Top Gear: Middle Eastern Special !full!
And James May? He bought a 1996 Fiat Barchetta. A tiny, flimsy, Italian two-seater that looked like a ballet shoe. "It is the prettiest car here," he noted, peering at the engine. "It also appears to be leaking all of its bodily fluids onto this pristine hotel driveway." The Middle East special is not about driving. It is about survival. As the trio crossed from the UAE into Oman, the ambient temperature hit 48 degrees Celsius.
What followed was an hour of sweaty, cursing, hopeless physics. The more they dug, the deeper the BMW sank. It was a metaphor for British foreign policy in the region, but funnier.
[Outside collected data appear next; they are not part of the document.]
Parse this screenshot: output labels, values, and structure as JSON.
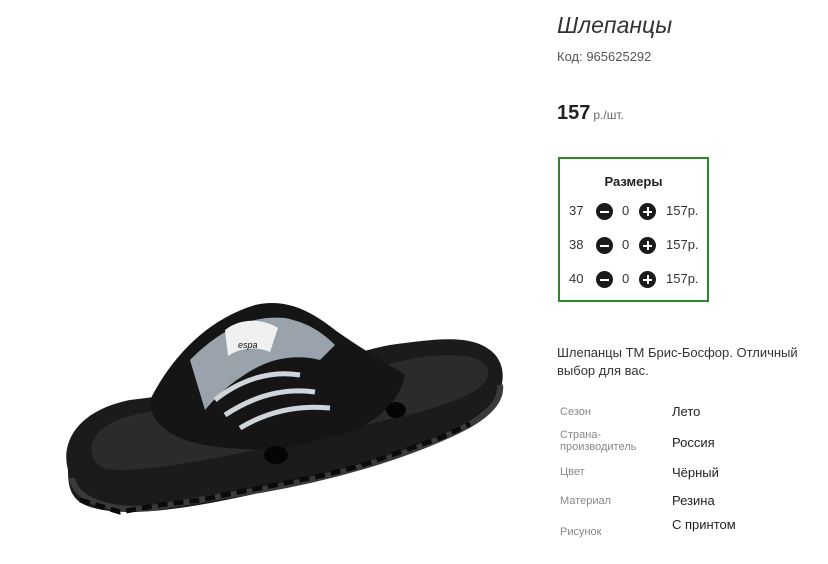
{
  "product": {
    "title": "Шлепанцы",
    "code_label": "Код: 965625292",
    "price_value": "157",
    "price_unit": "р./шт."
  },
  "sizes": {
    "title": "Размеры",
    "rows": [
      {
        "size": "37",
        "qty": "0",
        "price": "157р."
      },
      {
        "size": "38",
        "qty": "0",
        "price": "157р."
      },
      {
        "size": "40",
        "qty": "0",
        "price": "157р."
      }
    ]
  },
  "description": "Шлепанцы ТМ Брис-Босфор. Отличный выбор для вас.",
  "attributes": [
    {
      "label": "Сезон",
      "value": "Лето"
    },
    {
      "label": "Страна-производитель",
      "value": "Россия"
    },
    {
      "label": "Цвет",
      "value": "Чёрный"
    },
    {
      "label": "Материал",
      "value": "Резина"
    },
    {
      "label": "Рисунок",
      "value": "С принтом"
    }
  ],
  "image": {
    "logo_text": "espa"
  },
  "colors": {
    "accent_border": "#2a8a2a",
    "button": "#1a1a1a"
  }
}
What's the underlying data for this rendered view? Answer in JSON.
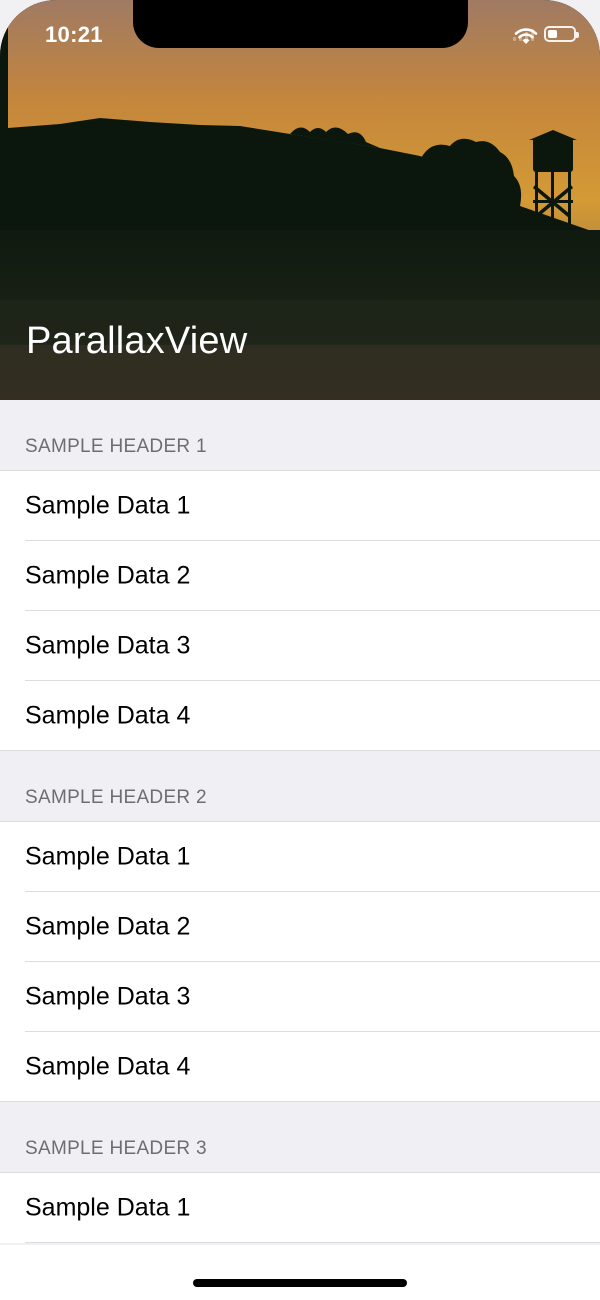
{
  "status_bar": {
    "time": "10:21"
  },
  "hero": {
    "title": "ParallaxView",
    "image_description_icon": "silhouette-sunset-image"
  },
  "sections": [
    {
      "header": "SAMPLE HEADER 1",
      "rows": [
        "Sample Data 1",
        "Sample Data 2",
        "Sample Data 3",
        "Sample Data 4"
      ]
    },
    {
      "header": "SAMPLE HEADER 2",
      "rows": [
        "Sample Data 1",
        "Sample Data 2",
        "Sample Data 3",
        "Sample Data 4"
      ]
    },
    {
      "header": "SAMPLE HEADER 3",
      "rows": [
        "Sample Data 1"
      ]
    }
  ],
  "colors": {
    "section_header_bg": "#efeff4",
    "section_header_text": "#6d6d72",
    "row_bg": "#ffffff",
    "separator": "#dcdce1"
  }
}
Just don't forget the carpet.
"Traction," May explained, laying the carpet under the wheels. "It’s the same principle as the Egyptians using logs to build the pyramids. Except we are idiots, and the pyramids are a 1996 Fiat Barchetta."
It worked. Sort of. After 45 minutes of pushing, sweating, and Clarkson threatening to sue the entire Arabian Peninsula, the cars popped free. The BMW had a cracked sump. The Golf had no reverse gear. The Fiat smelled of burnt clutch and regret. They found Ubar (sort of). They got sunburn in places the sun should never go. Clarkson wore a tea towel on his head. Hammond tried to race a camel (the camel won). May spent 20 minutes explaining the geological history of the sand dunes while the other two threw rocks at his head. top gear middle eastern special
Clarkson’s BMW leather seats turned into a frying pan. Hammond discovered that the VW’s air conditioning was a hairdryer pointing at his face. May, in the Fiat, simply removed his shirt, revealing a torso so pale it reflected the sun back into space.
In a moment of genuine pathos, the three men stood on the roof of Clarkson’s BMW, staring at the vast, empty horizon. There was no traffic. No sound. Just the wind and the ticking of hot metal. And James May
The defining moment of the special is, of course, the dune. Not a hill. A mountain of sand. Clarkson, in a fit of "power and arrogance," floored the BMW. He made it 200 meters. Then the sand swallowed the Bavarian beast whole.